Para quem vende o precatório (cedente original)
Na maioria dos casos, o titular original do precatório o recebeu em decorrência de uma decisão judicial — ele não "comprou" esse crédito por nenhum valor. Para a Receita Federal, isso significa que o custo de aquisição é, em regra, zero. Quando ele vende com deságio, mesmo recebendo menos do que o valor de face, todo o valor recebido pode ser considerado ganho — não há o que abater como custo.
E aí surge a dúvida que mais confunde o contribuinte: "mas eu recebi menos do que tinha direito, como pode haver ganho?". A resposta é técnica: o que importa para a Receita não é o valor de face do precatório, e sim o quanto efetivamente entrou no bolso do contribuinte comparado ao que ele desembolsou para ter aquele direito. Como ele não desembolsou nada (o crédito veio de uma sentença), todo o líquido recebido é, em tese, base de cálculo.
A ressalva importante é que, se o valor recebido tiver natureza de salário, aposentadoria ou outro rendimento tributável, ele pode não ser tributado pela tabela de ganho de capital (com alíquotas de 15% a 22,5%), e sim pela tabela progressiva do Imposto de Renda, que pode chegar a 27,5%. O enquadramento exato deve ser confirmado com base no manual da Receita Federal e na orientação de um contador.
Para quem compra o precatório (cessionário)
Para o investidor ou empresa que comprou o precatório com deságio, a lógica se inverte. Aqui o custo de aquisição é o valor efetivamente pago ao cedente. Quando o ente público quita o precatório pelo valor cheio (mais correção e juros), a diferença entre o valor recebido e o valor pago na cessão é ganho de capital tributável.
Esse é, inclusive, o coração do negócio para fundos e investidores que atuam nesse mercado: o lucro está justamente nesse spread, e ele paga IR como ganho de capital nas alíquotas próprias.
Como declarar e evitar a malha fina
A declaração correta começa antes mesmo de assinar o contrato de cessão.
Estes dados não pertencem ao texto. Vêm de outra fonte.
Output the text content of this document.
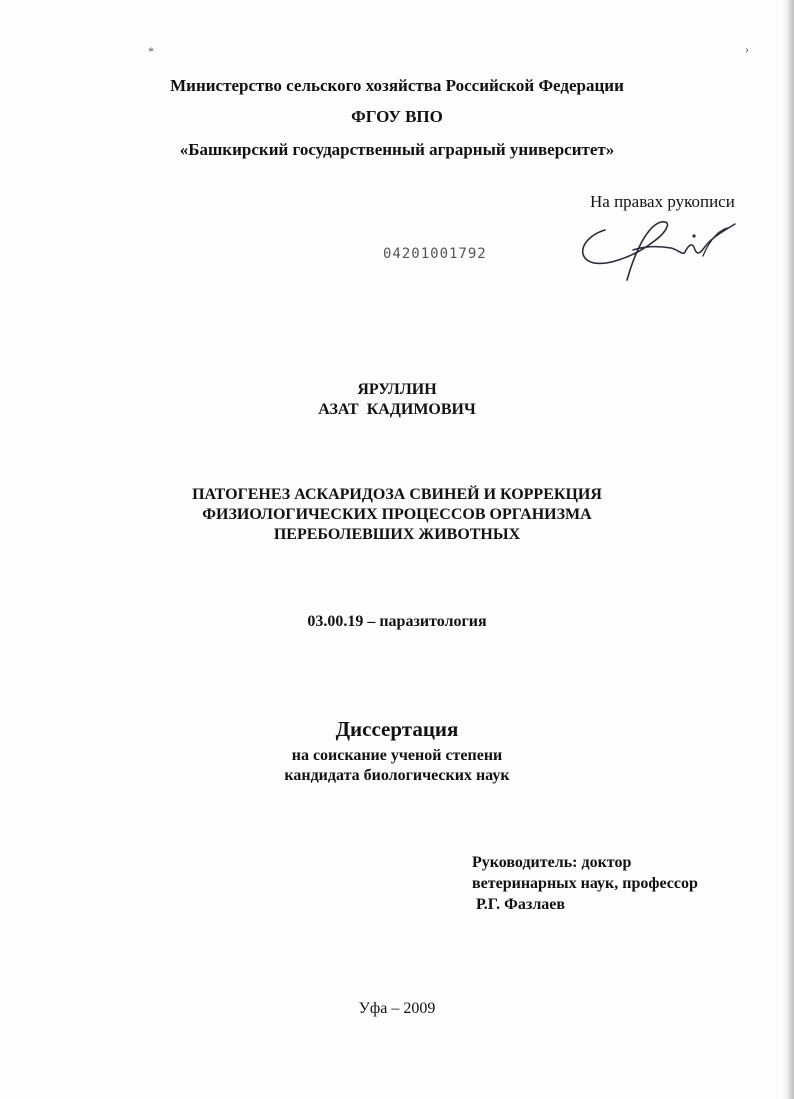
*	›
Министерство сельского хозяйства Российской Федерации
ФГОУ ВПО
«Башкирский государственный аграрный университет»
На правах рукописи
04201001792
ЯРУЛЛИН
АЗАТ  КАДИМОВИЧ
ПАТОГЕНЕЗ АСКАРИДОЗА СВИНЕЙ И КОРРЕКЦИЯ
ФИЗИОЛОГИЧЕСКИХ ПРОЦЕССОВ ОРГАНИЗМА
ПЕРЕБОЛЕВШИХ ЖИВОТНЫХ
03.00.19 – паразитология
Диссертация
на соискание ученой степени
кандидата биологических наук
Руководитель: доктор
ветеринарных наук, профессор
Р.Г. Фазлаев
Уфа – 2009
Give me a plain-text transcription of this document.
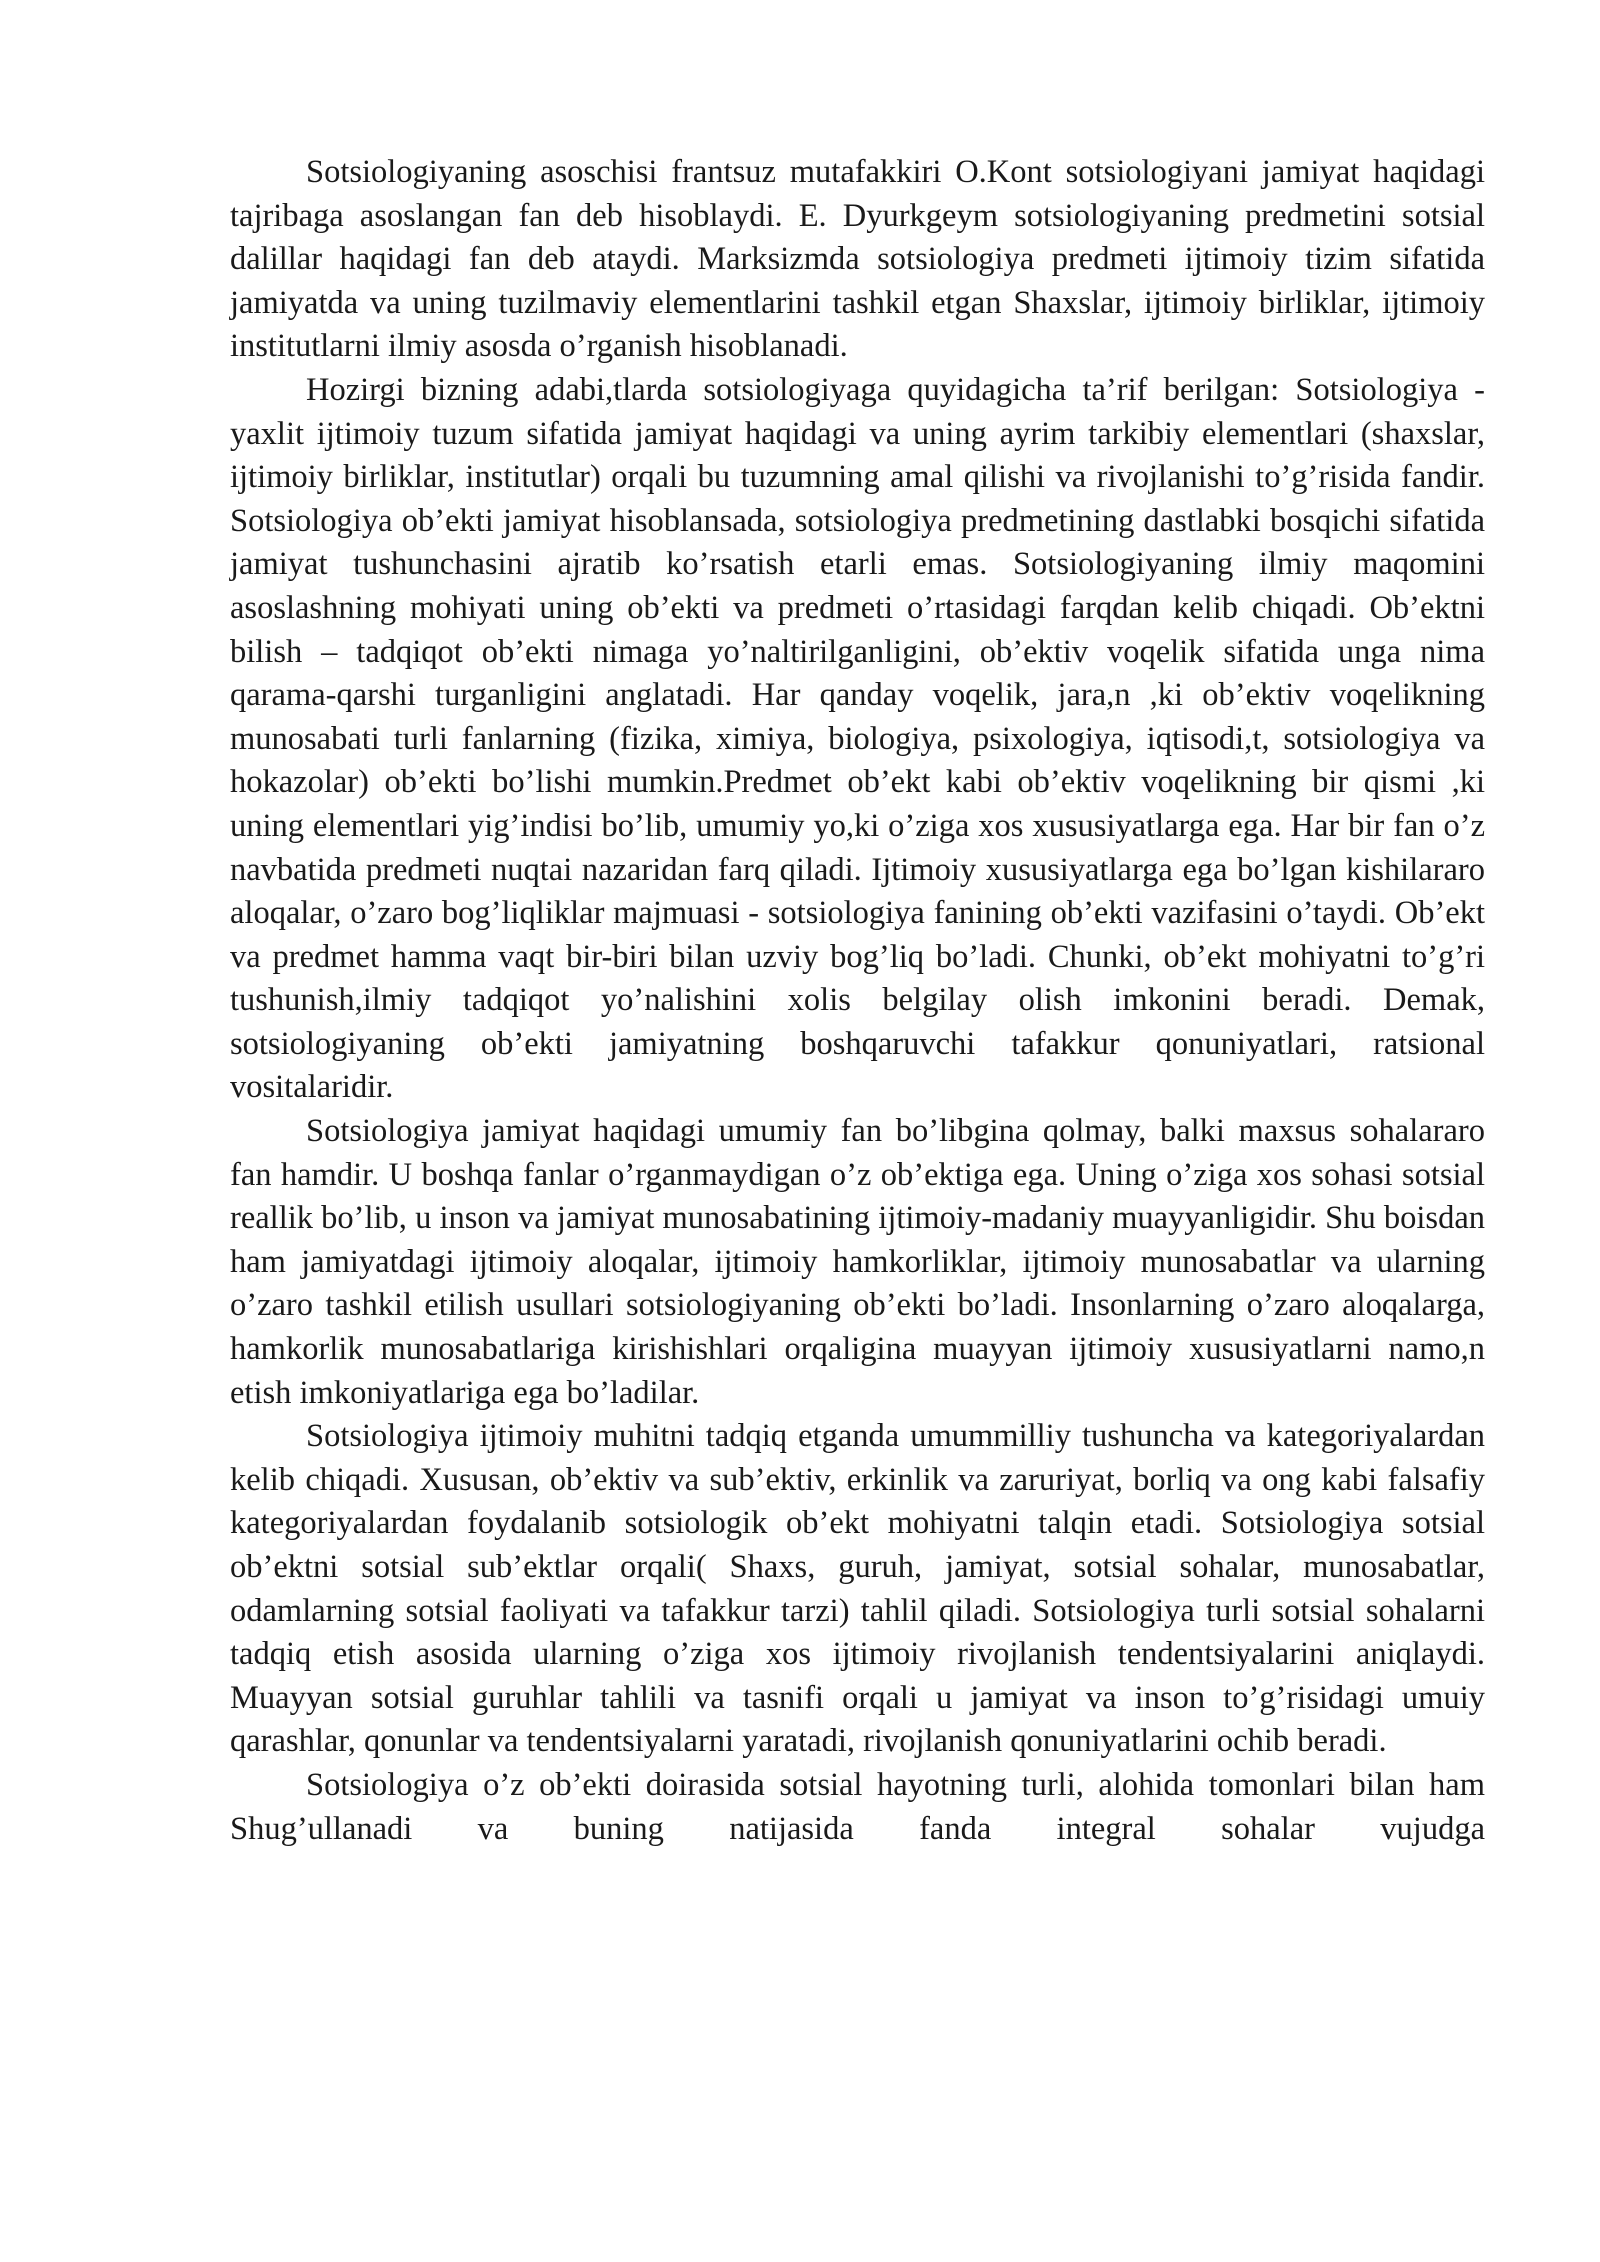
Sotsiologiyaning asoschisi frantsuz mutafakkiri O.Kont sotsiologiyani jamiyat haqidagi tajribaga asoslangan fan deb hisoblaydi. E. Dyurkgeym sotsiologiyaning predmetini sotsial dalillar haqidagi fan deb ataydi. Marksizmda sotsiologiya predmeti ijtimoiy tizim sifatida jamiyatda va uning tuzilmaviy elementlarini tashkil etgan Shaxslar, ijtimoiy birliklar, ijtimoiy institutlarni ilmiy asosda o’rganish hisoblanadi.

Hozirgi bizning adabi,tlarda sotsiologiyaga quyidagicha ta’rif berilgan: Sotsiologiya - yaxlit ijtimoiy tuzum sifatida jamiyat haqidagi va uning ayrim tarkibiy elementlari (shaxslar, ijtimoiy birliklar, institutlar) orqali bu tuzumning amal qilishi va rivojlanishi to’g’risida fandir. Sotsiologiya ob’ekti jamiyat hisoblansada, sotsiologiya predmetining dastlabki bosqichi sifatida jamiyat tushunchasini ajratib ko’rsatish etarli emas. Sotsiologiyaning ilmiy maqomini asoslashning mohiyati uning ob’ekti va predmeti o’rtasidagi farqdan kelib chiqadi. Ob’ektni bilish – tadqiqot ob’ekti nimaga yo’naltirilganligini, ob’ektiv voqelik sifatida unga nima qarama-qarshi turganligini anglatadi. Har qanday voqelik, jara,n ,ki ob’ektiv voqelikning munosabati turli fanlarning (fizika, ximiya, biologiya, psixologiya, iqtisodi,t, sotsiologiya va hokazolar) ob’ekti bo’lishi mumkin.Predmet ob’ekt kabi ob’ektiv voqelikning bir qismi ,ki uning elementlari yig’indisi bo’lib, umumiy yo,ki o’ziga xos xususiyatlarga ega. Har bir fan o’z navbatida predmeti nuqtai nazaridan farq qiladi. Ijtimoiy xususiyatlarga ega bo’lgan kishilararo aloqalar, o’zaro bog’liqliklar majmuasi - sotsiologiya fanining ob’ekti vazifasini o’taydi. Ob’ekt va predmet hamma vaqt bir-biri bilan uzviy bog’liq bo’ladi. Chunki, ob’ekt mohiyatni to’g’ri tushunish,ilmiy tadqiqot yo’nalishini xolis belgilay olish imkonini beradi. Demak, sotsiologiyaning ob’ekti jamiyatning boshqaruvchi tafakkur qonuniyatlari, ratsional vositalaridir.

Sotsiologiya jamiyat haqidagi umumiy fan bo’libgina qolmay, balki maxsus sohalararo fan hamdir. U boshqa fanlar o’rganmaydigan o’z ob’ektiga ega. Uning o’ziga xos sohasi sotsial reallik bo’lib, u inson va jamiyat munosabatining ijtimoiy-madaniy muayyanligidir. Shu boisdan ham jamiyatdagi ijtimoiy aloqalar, ijtimoiy hamkorliklar, ijtimoiy munosabatlar va ularning o’zaro tashkil etilish usullari sotsiologiyaning ob’ekti bo’ladi. Insonlarning o’zaro aloqalarga, hamkorlik munosabatlariga kirishishlari orqaligina muayyan ijtimoiy xususiyatlarni namo,n etish imkoniyatlariga ega bo’ladilar.

Sotsiologiya ijtimoiy muhitni tadqiq etganda umummilliy tushuncha va kategoriyalardan kelib chiqadi. Xususan, ob’ektiv va sub’ektiv, erkinlik va zaruriyat, borliq va ong kabi falsafiy kategoriyalardan foydalanib sotsiologik ob’ekt mohiyatni talqin etadi. Sotsiologiya sotsial ob’ektni sotsial sub’ektlar orqali( Shaxs, guruh, jamiyat, sotsial sohalar, munosabatlar, odamlarning sotsial faoliyati va tafakkur tarzi) tahlil qiladi. Sotsiologiya turli sotsial sohalarni tadqiq etish asosida ularning o’ziga xos ijtimoiy rivojlanish tendentsiyalarini aniqlaydi. Muayyan sotsial guruhlar tahlili va tasnifi orqali u jamiyat va inson to’g’risidagi umuiy qarashlar, qonunlar va tendentsiyalarni yaratadi, rivojlanish qonuniyatlarini ochib beradi.

Sotsiologiya o’z ob’ekti doirasida sotsial hayotning turli, alohida tomonlari bilan ham Shug’ullanadi va buning natijasida fanda integral sohalar vujudga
Guardar todos os documentos é essencial: cópia da sentença que reconheceu o direito, ofício do precatório, contrato de cessão com o cessionário, comprovante do valor recebido e, se houver, comprovante de retenção de IR feito na fonte pelo tribunal ou pelo ente devedor.
Alguns cuidados práticos para a hora de declarar:
- Separe a natureza do crédito. Antes de qualquer coisa, identifique se o precatório é de origem trabalhista, previdenciária, indenizatória ou tributária. É essa origem que define o tratamento na declaração de Imposto de Renda.
- Não esconda a operação. Como a cessão de precatório costuma envolver valores altos e movimentação bancária expressiva, a Receita Federal cruza essas informações com extratos bancários e e-Financeira. Omissão tende a virar malha fina.
- Use o programa de Ganho de Capital (GCAP) quando aplicável. Para a parcela enquadrada como ganho de capital, o cálculo e o recolhimento são feitos por DARF específico e depois importados para a declaração anual. O código e o prazo exatos devem ser verificados na instrução vigente da Receita Federal.
- Atenção ao IR retido na fonte. Se o tribunal já reteve IR na origem antes da cessão (em alguns formatos de pagamento), esse valor pode ser compensado, evitando bitributação.
- Procure um contador especializado. Por envolver direito tributário, direito processual e regras de IR, a operação raramente cabe num enquadramento padrão. Pagar uma consultoria custa muito menos do que uma autuação com multa e juros anos depois.
O recado prático para o credor
Vender um precatório com deságio pode ser uma decisão financeira inteligente para quem precisa de liquidez e não quer esperar a fila do orçamento público. Mas é uma decisão que precisa ser tomada com os olhos abertos para o lado tributário. Antes de assinar a cessão, calcule quanto vai sobrar depois do Imposto de Renda e do eventual ganho de capital. Esse é o valor real do negócio — e é com base nele que você deve comparar propostas e decidir se compensa vender agora ou continuar na fila esperando o pagamento integral.